Blog: Finding My Voice

Learning to Share

Posted on September 26, 2011 at 11:15 PM


One of the first lessons we learn as children is that we have to share. We must share our mother with our father. If we have siblings, we have to share the time and attention we receive from both parents, share our toys, and sometimes we share clothes and bedrooms. On the playground we share swings and slides, and in school we are expected to share our ideas, thoughts, and feelings. We share secrets and apartments with friends and hopefully soon to be friends, and we share seats on buses and airplanes with strangers. On Facebook we share information.

     Every morning I look at the website's visitor statistics as well as the number of people who look at the website's Facebook pages. I know how many people visit the website and what links they used to find it. I know the number of people who look at the Facebook posts and how many click on the share buttons. What I find frustrating and difficult to understand is that anywhere from 500 to 1000 people might look at one post, but rarely do more than a few of these “friends” share the post. When I cross-post a transport, hundreds of people look, but only a handful bother to click on the link to see the full run, and even fewer share the post. The chances of adoption, rescue, and sponsorship increase if more people share and network. Transports need many drivers located in all parts of the country and sharing the information increases the likelihood that the runs will be filled. Networking saves lives. So that raises the question, "Why don't people share?"

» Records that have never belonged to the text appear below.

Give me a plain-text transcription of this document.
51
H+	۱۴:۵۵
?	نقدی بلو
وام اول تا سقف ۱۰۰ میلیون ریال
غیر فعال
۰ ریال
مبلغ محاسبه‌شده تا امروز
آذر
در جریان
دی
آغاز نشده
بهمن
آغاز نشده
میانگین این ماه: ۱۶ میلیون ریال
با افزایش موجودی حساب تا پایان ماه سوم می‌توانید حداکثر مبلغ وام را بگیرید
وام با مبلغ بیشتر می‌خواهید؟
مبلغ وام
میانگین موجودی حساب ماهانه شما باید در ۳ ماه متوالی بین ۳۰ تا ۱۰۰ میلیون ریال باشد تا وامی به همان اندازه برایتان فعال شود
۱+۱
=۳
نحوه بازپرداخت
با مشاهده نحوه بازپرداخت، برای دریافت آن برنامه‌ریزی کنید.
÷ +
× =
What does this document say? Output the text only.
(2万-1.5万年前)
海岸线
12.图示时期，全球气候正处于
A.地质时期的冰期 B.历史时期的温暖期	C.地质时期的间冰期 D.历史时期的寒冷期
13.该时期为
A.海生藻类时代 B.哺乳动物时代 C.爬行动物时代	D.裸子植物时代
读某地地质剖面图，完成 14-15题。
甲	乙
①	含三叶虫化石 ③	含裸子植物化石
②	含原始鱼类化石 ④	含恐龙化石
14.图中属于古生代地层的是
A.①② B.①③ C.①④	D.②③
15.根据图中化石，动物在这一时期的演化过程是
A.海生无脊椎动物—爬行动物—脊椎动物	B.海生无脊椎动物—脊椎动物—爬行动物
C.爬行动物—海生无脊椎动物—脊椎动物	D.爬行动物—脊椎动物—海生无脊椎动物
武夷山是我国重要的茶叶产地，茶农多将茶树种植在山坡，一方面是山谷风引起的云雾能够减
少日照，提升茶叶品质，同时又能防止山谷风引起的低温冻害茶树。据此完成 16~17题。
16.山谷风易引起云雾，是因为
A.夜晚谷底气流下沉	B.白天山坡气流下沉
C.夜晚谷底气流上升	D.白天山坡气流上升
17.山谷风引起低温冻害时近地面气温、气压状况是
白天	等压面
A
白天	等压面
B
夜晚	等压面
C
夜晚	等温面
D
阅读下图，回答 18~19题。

     Several months ago my daughter and I had a discussion about human motivation. My daughter said that this subject had been discussed in one of her classes and that the class concluded that every human action is motivated by a personal goal or benefit. My first instinct was to disagree, but as we discussed the subject I began to believe she was correct. We act to minimize physical pain or discomfort, to maximize pleasure, to meet a specific need, goal or ideal, to receive a reward or benefit, or for emotional reasons.  Unless we receive some sort of benefit, we don’t act - whether it be a reasoned decision or instinctive behavior - without some kind of reward. Clicking on a share button may be a little too easy to motivate the average human to act. There is no instant gratification, no feedback, no pat on the incentive to motivate us.

Together we can change the world, one good deed at a time. ~Blake Beattie

     When pleas for help go unanswered, the animals that didn't receive commitments become another sad statistic.  Many transports are canceled because the runs don't fill, and often this results in animals having to remain in overcrowded shelters.  Shelters respond by killing for space. It takes only a few minutes to cross-post a plea and one second to click a button on Facebook to share a message.  Too many people fret and complain about the problems that exist, but sit on the sidelines. They don’t want to make an effort, get involved, or do anything that might inconvenience them. As someone recently pointed out in a post, "Few things in life are free and sharing costs nothing". The simple act of sharing can make a difference for one unwanted animal. Please share today!


Each small act of kindness reverberates across great distances and spans of time, affecting lives unknown to the one whose generous spirit was the source of the good echo, because kindness is passed on and grows each time it is passed, until simple courtesy becomes an act of selfless courage years later and far away.